X. ENERGY LOST TO PHONONS
Section X details the energy loss and phonon generation from impinging Nitrogen ions due to phonons in the target material. Phonons are described as a bulk oscillation or vibration of a lattice of atoms or molecules. For a given interaction, if the transferred energy is less than the displacement energy, or the minimum energy required to knock a target atom out of its lattice site far enough away from it to not immediately return to its original position, then it will return to its original site and release recoil energy which is transferred to a phonon. In all three cases, the vast bulk of phonons are generated from recoiling atoms vs. phonons produced directly from the impinging Nitrogen ions. However, for Cases 2 and 3, the peak phonon generation is due to recoiling atoms over ion interactions, whereas Case 1 shows a peak generation of phonons due to direct ion interactions greater than recoiling atoms at the surface of the stainless steel. For all three cases, the peak phonon generation due to recoils falls in the region of slightly less than 10 angstroms, with Cases 2 and 3 having similar distributions and much higher phonon generation than Case 1.
CONCLUSION
A study comparing the effects of 3 different energy distributions for Nitrogen ions impinging on stainless steel are presented using SRIM/TRIM, as well as a custom Python script to generate the properly formatted input data file. While it was expected that sputtering yields, implantation, and target damage would increase from Cases 1 to 3, it was unexpected that Cases 2 and 3 would yield such similar results for all interactions studied. Case 1 represents the lowest bound, of resulting sputtering yield and target damage, with a uniform random distribution from 1eV to 500eV. Case 2 represents a uniform random distribution of ion energies mapped logarithmic from 1eV to 500eV, while Case 3 represents a uniform random distribution of ion energies from 450eV to 500eV.

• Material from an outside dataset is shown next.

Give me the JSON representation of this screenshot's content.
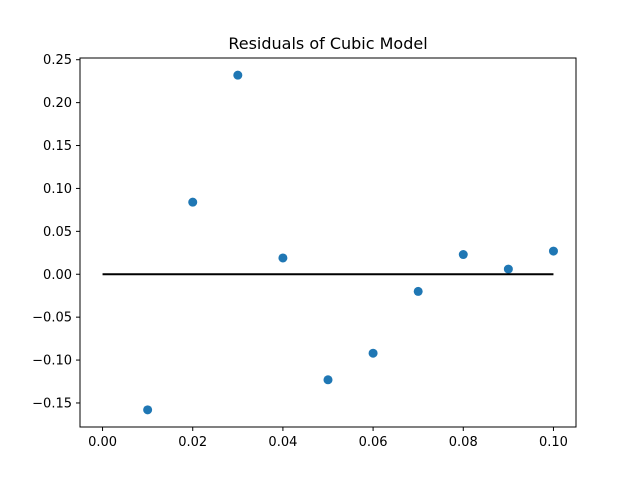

For a glow discharge plasma, various interactions between the ions and background gas, as well as ion-ion interactions, system geometry, and fluctuations in the power supply can greatly affect these resulting final ion energy upon the target surface. The above cases represent unrealistic scenarios for angular and energy distributions, which greatly differ from actual angular and energy distributions reported in literature. This study was used primarily to look at varying the inputs to TRIM using a custom input file and observing the outputs. Actual DC glow discharge plasmas with proper distributions will be presented in subsequent simulations utilizing the same Python code, modified to include appropriate distributions, to generate realistic data for simulating such glow discharge plasmas.